CHRISTINA MACKENZIE / MADRID
The European defence industry says it cannot spend any more on research and development (R&D)and that national governments must come up with additional money if Europe is to remain independent from and competitive with the USA.
"The US spends $26,000 in R&D per soldier while in Europe we spend only $4,000 per soldier," says Hans Bühler, president of the Western European Union assembly.
As a result, "European industry spends twice as much as our US counterparts on self-financed R&D," according to Charles Edelstenne, Dassault chairman.
Philippe Camus, chairman of France's aerospace and defence industry association GIFAS and EADS co-chief executive, says that industry is well aware of the areas that need more attention, such as stealth and satellites, "but there isn't the money. We can't do much more than we are already doing."

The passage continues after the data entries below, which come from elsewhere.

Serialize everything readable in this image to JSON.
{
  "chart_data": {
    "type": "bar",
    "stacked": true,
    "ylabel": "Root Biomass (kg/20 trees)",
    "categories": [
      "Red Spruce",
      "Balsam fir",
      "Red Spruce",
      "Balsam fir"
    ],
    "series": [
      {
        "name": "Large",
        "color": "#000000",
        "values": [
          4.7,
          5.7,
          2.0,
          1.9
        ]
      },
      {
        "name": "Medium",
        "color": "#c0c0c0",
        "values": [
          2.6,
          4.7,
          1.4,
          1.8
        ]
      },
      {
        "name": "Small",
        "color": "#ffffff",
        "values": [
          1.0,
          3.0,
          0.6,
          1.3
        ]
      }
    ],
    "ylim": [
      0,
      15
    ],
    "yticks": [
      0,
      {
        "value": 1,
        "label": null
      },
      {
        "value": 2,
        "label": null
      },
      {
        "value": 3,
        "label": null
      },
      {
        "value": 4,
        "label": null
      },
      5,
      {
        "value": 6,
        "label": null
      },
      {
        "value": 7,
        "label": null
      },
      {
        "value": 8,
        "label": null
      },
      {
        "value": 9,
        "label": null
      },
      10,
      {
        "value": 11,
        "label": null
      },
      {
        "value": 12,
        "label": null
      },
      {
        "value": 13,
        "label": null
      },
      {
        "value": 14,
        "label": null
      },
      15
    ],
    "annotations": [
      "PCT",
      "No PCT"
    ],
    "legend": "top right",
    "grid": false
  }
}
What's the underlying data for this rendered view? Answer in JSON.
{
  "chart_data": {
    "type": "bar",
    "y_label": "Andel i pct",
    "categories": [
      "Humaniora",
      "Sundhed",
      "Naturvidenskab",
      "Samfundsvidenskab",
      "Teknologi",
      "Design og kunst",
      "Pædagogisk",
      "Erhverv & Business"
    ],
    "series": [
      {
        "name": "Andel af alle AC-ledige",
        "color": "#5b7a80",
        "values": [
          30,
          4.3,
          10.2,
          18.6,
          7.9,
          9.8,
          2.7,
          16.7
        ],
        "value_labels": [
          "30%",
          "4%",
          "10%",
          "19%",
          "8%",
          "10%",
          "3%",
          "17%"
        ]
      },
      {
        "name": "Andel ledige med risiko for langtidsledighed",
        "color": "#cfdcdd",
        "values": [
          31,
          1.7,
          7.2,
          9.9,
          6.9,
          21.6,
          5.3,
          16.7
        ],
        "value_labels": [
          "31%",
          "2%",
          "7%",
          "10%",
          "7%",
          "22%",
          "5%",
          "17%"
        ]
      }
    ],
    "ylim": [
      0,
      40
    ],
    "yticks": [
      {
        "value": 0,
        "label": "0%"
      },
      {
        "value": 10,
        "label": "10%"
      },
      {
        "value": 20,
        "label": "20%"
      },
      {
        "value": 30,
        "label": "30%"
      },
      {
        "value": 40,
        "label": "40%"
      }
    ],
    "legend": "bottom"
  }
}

As "the major industrial groups cannot increase the percentage of their budget on R&D because we are all quoted on the stock markets and our shareholders want high dividends", the only answer, Edelstenne suggests, is that governments must increase their R&D expenditure.
Operations in the Balkans during the 1990s underlined Europe's capability gaps and governments have asked industry for solutions, but "we are not putting our money where our mouth is, we don't spend enough, and there are still too many redundancies and duplications", says Alberto Fernandez, head of EADS military transport division and chairman of Spain's aerospace and defence industry association AFARMADE.
"We cannot wait until we need a system and then complain that there is no European alternative or that the risk of development is too great," says Simon Jewell, BAE Systems future systems managing director.
Fernando Diez Moreno, Spanish deputy defence minister, is calling for R&D budgets in Europe to be harmonised "to avoid duplication", while Giorgio Zappa, president of Italy's Alenia Aeronautica, says that initiatives such as the European Technology Acquisition Programme "could represent a flexible and practical way - and a reference method - to go a step forward in the convergence of European technologies."